Mieux comprendre l'évolution des troubles bipolaires. Tel est l'objectif d'une étude longitudinale de la Fondation Fondamental publiée dans l'« Australian and New Zealand Journal of Psychiatry ».
L'équipe d'Ophelia Godin et al. s'est penchée sur un échantillon de 2 351 individus suivis pendant trois ans (16,4 mois en moyenne pour chaque individu) dans l'un des dix centres experts Fondamental, au sein de la cohorte FACE-BD. La cohorte comporte plus de 60 % de femmes, avec un âge médian à l'inclusion de 40,4 ans et une durée médiane de la maladie de 15 ans.
Les paramètres étudiés étaient à la fois cliniques (comorbidités psychiatriques, traitement psychotrope, adhésion au traitement, sommeil, symptômes psychiatriques…), biologiques (glycémie, hypercholestérolémie…), physiologiques (tension artérielle, poids…) et sociodémographiques (sexe, âge…). Le fonctionnement global a été évalué grâce au test d'évaluation fonctionnelle des troubles bipolaires (FAST) comprenant 24 éléments dans six sous-domaines : la cognition, l'autonomie, le fonctionnement professionnel, les problèmes financiers, le temps libre et les relations interpersonnelles.
Un pronostic favorable pour la majorité des patients
L'étude met en évidence trois types de trajectoires : une altération fonctionnelle considérée comme légère pour 72,5 % des personnes atteintes, sévère pour 19,1 % et une amélioration fonctionnelle pour 8,4 % d’entre elles. Les premières affichaient un score relativement bas au test FAST (signe d'un fonctionnement correct, ou légèrement altérée), qui restait stable au cours du suivi ; les secondes ont un score élevé au test FAST révélant une altération sévère, également stable en début et fin de suivi ; les dernières voient leur score élevé s'infléchir au fil du temps.
Les épidémiologistes ont ensuite regardé les différences entre les deux premiers groupes de patients (altération sévère et légère), laissant de côté le dernier groupe, de plus petite taille.

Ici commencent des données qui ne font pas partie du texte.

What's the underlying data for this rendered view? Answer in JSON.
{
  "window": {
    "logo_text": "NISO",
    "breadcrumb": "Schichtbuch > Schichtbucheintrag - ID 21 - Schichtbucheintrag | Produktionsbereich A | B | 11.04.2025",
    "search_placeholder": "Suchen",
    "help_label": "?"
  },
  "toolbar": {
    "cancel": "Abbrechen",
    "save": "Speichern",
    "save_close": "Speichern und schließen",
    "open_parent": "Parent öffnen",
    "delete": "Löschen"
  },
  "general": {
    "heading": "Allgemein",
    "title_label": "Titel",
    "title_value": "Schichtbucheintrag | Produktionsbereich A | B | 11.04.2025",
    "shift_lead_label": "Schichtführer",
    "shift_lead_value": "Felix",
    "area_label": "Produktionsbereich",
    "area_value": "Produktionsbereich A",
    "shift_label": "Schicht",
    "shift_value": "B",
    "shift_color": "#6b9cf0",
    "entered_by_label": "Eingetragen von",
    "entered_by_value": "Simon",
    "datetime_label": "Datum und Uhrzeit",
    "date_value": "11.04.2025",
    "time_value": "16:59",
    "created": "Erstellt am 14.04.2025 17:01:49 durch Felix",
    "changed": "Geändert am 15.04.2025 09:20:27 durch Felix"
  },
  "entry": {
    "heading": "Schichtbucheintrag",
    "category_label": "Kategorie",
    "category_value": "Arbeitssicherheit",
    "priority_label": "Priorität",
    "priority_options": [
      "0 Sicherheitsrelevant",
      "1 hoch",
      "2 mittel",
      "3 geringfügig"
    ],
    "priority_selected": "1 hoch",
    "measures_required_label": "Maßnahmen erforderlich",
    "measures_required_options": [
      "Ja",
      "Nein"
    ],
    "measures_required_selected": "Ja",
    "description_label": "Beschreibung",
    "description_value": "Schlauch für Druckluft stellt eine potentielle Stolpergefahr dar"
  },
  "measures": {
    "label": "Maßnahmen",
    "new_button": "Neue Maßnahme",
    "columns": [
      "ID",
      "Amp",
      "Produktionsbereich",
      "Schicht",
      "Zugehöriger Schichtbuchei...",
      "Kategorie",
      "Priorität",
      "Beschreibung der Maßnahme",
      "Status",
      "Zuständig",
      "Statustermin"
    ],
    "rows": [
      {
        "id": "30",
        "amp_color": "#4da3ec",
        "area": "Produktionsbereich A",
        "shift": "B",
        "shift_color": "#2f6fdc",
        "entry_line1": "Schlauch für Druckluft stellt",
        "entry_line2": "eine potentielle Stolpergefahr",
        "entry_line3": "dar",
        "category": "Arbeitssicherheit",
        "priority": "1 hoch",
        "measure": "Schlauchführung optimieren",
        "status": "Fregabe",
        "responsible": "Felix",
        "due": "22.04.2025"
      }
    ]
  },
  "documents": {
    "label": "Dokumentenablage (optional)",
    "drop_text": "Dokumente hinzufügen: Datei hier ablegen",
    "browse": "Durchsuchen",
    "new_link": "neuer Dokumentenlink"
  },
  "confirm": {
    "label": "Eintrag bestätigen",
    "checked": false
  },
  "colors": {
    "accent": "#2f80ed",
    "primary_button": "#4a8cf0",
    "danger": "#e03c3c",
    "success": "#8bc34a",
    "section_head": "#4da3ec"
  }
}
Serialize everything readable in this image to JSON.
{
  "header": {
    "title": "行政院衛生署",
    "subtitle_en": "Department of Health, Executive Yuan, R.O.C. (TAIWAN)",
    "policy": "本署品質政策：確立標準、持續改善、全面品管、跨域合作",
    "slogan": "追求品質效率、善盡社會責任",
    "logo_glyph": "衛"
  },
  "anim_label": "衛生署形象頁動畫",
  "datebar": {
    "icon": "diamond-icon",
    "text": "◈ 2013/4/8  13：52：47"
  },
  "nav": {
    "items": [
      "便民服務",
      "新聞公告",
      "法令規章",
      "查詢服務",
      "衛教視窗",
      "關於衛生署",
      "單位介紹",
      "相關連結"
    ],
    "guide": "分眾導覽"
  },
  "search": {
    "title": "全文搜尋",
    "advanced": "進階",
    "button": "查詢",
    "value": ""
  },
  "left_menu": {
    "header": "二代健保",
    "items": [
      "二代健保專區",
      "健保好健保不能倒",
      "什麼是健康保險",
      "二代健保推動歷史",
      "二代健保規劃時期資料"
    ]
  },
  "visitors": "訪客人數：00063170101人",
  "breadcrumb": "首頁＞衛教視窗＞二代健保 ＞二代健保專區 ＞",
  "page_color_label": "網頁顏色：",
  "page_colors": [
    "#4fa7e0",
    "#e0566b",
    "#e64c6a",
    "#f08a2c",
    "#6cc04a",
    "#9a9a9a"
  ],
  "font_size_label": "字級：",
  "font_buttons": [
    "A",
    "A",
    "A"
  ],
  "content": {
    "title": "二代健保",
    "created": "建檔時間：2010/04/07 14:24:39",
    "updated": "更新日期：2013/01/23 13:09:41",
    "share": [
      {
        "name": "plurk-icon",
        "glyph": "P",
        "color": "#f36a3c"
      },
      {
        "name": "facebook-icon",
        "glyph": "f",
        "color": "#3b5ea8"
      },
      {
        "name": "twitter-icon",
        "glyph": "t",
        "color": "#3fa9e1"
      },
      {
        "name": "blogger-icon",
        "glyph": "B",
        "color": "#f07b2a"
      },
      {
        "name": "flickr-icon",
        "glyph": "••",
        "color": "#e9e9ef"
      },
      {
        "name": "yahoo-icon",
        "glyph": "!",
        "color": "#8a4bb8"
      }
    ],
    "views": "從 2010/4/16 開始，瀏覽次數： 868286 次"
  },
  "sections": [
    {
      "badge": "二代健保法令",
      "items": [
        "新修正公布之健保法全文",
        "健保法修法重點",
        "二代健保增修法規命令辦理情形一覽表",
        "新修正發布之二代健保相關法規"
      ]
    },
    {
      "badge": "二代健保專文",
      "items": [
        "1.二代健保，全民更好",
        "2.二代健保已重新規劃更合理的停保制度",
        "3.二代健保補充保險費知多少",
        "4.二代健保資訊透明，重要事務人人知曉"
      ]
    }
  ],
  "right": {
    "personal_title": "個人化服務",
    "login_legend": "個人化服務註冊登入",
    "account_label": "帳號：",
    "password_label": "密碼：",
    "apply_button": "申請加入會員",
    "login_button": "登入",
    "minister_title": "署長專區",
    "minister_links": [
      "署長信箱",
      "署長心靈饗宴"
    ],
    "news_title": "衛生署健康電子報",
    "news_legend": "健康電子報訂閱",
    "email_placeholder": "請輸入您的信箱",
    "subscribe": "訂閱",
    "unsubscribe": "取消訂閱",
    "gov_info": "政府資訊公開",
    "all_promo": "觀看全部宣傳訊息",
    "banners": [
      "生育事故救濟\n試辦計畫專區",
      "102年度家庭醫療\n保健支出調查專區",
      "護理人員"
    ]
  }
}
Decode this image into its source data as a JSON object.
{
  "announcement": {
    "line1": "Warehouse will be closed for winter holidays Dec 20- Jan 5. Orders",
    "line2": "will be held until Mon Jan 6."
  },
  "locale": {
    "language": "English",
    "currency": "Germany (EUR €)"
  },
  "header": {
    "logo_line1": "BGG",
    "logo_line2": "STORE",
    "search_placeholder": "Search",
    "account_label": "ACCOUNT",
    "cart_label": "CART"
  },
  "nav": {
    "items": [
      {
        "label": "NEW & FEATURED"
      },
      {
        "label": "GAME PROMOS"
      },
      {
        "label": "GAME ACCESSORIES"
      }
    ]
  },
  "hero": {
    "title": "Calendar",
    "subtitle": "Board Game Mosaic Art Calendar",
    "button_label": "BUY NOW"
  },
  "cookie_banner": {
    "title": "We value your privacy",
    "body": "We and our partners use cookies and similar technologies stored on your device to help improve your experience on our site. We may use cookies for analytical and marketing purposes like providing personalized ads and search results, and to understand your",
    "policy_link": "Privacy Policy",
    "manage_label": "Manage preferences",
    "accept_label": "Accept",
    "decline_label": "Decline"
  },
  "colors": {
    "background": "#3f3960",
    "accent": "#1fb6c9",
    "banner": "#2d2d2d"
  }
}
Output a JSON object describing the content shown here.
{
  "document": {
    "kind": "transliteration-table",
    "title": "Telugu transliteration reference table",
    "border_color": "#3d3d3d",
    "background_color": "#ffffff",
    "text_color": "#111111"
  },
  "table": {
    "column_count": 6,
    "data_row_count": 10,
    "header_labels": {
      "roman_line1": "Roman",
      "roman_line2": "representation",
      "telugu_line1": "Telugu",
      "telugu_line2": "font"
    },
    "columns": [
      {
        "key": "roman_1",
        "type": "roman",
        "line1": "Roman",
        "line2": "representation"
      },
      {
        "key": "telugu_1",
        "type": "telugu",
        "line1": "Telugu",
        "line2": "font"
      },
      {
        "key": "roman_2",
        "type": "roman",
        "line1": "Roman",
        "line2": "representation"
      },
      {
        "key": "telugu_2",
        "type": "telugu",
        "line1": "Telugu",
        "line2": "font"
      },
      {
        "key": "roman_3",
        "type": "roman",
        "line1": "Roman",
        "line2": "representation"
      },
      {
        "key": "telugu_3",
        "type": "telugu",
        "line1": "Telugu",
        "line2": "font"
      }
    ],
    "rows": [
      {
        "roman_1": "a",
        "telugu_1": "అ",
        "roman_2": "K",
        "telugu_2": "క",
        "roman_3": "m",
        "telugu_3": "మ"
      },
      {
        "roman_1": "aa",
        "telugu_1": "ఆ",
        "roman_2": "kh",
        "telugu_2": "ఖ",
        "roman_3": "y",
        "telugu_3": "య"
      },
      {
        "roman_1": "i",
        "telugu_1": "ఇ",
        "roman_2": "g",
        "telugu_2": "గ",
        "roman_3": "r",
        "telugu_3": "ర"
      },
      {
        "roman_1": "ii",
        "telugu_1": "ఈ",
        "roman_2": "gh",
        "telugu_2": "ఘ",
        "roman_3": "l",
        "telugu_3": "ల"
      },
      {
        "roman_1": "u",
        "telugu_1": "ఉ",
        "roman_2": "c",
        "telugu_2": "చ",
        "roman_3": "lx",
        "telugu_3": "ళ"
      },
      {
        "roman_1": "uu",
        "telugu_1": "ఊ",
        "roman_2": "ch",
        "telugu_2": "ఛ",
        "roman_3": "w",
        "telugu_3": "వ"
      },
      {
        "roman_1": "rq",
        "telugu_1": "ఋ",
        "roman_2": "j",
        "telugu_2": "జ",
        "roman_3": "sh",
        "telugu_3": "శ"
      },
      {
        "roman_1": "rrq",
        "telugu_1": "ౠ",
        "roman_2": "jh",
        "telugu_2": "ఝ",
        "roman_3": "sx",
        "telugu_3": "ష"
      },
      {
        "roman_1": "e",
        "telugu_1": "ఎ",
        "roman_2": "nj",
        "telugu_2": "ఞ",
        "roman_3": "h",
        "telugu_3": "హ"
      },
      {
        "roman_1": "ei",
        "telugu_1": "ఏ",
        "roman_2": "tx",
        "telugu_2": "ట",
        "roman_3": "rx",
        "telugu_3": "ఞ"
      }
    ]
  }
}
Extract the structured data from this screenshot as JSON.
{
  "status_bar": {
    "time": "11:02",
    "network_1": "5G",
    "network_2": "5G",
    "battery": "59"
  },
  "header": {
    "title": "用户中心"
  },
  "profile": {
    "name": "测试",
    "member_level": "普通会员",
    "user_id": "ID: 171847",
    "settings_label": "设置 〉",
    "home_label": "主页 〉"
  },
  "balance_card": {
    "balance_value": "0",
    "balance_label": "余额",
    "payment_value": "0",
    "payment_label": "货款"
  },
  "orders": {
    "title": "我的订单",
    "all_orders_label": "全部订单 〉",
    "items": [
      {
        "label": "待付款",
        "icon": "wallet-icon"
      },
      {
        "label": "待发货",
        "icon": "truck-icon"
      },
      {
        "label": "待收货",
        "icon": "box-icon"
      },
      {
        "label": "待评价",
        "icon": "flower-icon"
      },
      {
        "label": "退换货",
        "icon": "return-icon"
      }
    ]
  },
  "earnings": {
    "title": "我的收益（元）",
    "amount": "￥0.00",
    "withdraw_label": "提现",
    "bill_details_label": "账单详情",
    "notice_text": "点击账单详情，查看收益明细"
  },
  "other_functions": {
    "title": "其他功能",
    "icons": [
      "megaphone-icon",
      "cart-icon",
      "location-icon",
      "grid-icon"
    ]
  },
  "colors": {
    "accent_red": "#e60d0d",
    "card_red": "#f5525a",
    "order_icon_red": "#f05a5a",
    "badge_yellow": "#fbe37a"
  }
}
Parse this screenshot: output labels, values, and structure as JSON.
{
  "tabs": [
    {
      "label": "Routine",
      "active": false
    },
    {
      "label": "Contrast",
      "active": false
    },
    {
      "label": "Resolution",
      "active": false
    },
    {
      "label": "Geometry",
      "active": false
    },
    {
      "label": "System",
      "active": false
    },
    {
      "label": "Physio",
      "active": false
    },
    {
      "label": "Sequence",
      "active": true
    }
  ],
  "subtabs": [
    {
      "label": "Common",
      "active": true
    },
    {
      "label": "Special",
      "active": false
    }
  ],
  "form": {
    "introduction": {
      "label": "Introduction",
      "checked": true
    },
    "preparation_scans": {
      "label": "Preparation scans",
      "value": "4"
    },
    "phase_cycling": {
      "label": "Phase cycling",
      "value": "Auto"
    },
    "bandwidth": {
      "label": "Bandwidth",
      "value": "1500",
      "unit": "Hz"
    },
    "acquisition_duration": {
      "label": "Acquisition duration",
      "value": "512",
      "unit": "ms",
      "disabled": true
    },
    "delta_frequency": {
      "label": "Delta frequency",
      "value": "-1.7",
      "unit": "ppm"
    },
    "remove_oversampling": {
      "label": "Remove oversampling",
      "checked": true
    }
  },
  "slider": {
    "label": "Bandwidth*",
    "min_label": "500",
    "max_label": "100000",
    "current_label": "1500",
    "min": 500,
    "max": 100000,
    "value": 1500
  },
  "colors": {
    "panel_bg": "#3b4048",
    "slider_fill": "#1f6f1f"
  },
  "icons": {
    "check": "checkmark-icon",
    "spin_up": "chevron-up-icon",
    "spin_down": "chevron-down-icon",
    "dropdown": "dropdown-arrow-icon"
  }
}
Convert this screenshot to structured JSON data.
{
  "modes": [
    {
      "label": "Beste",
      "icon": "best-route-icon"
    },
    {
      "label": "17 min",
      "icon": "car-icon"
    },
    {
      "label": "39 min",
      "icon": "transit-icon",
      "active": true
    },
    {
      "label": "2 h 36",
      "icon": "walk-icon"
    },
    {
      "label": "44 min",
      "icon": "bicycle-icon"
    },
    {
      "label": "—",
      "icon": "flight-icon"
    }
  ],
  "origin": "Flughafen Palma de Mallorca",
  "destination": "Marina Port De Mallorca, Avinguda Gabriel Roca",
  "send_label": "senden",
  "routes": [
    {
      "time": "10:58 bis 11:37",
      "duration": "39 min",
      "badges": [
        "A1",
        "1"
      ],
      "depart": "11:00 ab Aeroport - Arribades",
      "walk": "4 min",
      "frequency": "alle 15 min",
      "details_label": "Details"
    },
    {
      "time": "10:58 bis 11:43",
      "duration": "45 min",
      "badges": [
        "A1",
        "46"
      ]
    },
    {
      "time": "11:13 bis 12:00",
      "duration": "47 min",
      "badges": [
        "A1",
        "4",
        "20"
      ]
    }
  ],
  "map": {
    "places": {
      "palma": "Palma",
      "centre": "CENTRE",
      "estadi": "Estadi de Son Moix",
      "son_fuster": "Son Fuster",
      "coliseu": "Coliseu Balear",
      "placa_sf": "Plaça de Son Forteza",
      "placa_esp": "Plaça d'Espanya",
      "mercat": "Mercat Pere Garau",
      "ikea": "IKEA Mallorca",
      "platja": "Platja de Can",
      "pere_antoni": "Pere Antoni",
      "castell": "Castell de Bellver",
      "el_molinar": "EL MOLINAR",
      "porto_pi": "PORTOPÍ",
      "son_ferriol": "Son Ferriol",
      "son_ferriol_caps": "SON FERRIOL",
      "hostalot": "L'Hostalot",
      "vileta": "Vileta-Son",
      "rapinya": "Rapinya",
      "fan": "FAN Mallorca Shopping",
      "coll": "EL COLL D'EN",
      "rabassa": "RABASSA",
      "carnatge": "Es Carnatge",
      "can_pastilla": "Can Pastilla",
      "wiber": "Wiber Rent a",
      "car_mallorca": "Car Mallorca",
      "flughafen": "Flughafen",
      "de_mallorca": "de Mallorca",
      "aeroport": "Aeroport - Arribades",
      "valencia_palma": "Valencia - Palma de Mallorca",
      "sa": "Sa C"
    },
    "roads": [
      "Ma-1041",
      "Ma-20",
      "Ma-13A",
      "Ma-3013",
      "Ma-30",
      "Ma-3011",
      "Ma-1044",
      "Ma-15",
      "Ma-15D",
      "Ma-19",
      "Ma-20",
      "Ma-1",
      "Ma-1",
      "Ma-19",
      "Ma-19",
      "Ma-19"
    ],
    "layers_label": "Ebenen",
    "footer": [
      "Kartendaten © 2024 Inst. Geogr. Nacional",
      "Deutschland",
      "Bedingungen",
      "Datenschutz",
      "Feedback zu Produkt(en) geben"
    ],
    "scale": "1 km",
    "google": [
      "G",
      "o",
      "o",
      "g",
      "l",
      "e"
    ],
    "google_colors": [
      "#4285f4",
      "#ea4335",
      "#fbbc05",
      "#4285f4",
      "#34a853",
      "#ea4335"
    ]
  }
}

Sept facteurs prédictifs d’une altération sévère du fonctionnement
À partir d'analyses multivariées, il ressort que les patients présentant une altération sévère du fonctionnement ont quatre fois plus de risques d'être au chômage. Ils se distinguent aussi — par rapport aux patients ne présentant qu'une légère altération — par l'existence un peu plus fréquente d'un traumatisme infantile (OR = 1,03), un nombre un peu plus élevé d'hospitalisations (OR = 1,1), davantage de symptômes dépressifs (OR = 1,12), un surpoids (OR = 1,08) voire une obésité, davantage de troubles du sommeil (OR = 1,07) et un nombre plus important de médicaments psychotropes prescrits initialement (OR = 1,3). Des résultats cohérents avec d'autres études transversales, est-il indiqué.
Si les auteurs mettent en garde sur le fait que ces associations ne disent rien de la causalité, ils appellent à s'en inspirer pour proposer des thérapies personnalisées. Et de citer en exemple, des stratégies médicamenteuses et psychothérapeutiques contre les symptômes dépressifs, la réhabilitation psychosociale pour améliorer la qualité de la vie, un travail d'accompagnement pour perdre du poids, l'EMDR pour réduire l’impact de traumatismes infantiles ou encore des efforts pour réduire la polymédication.
O Godin et al. Australian & New Zealand Journal of Psychiatry. 2020;54(10):985-996.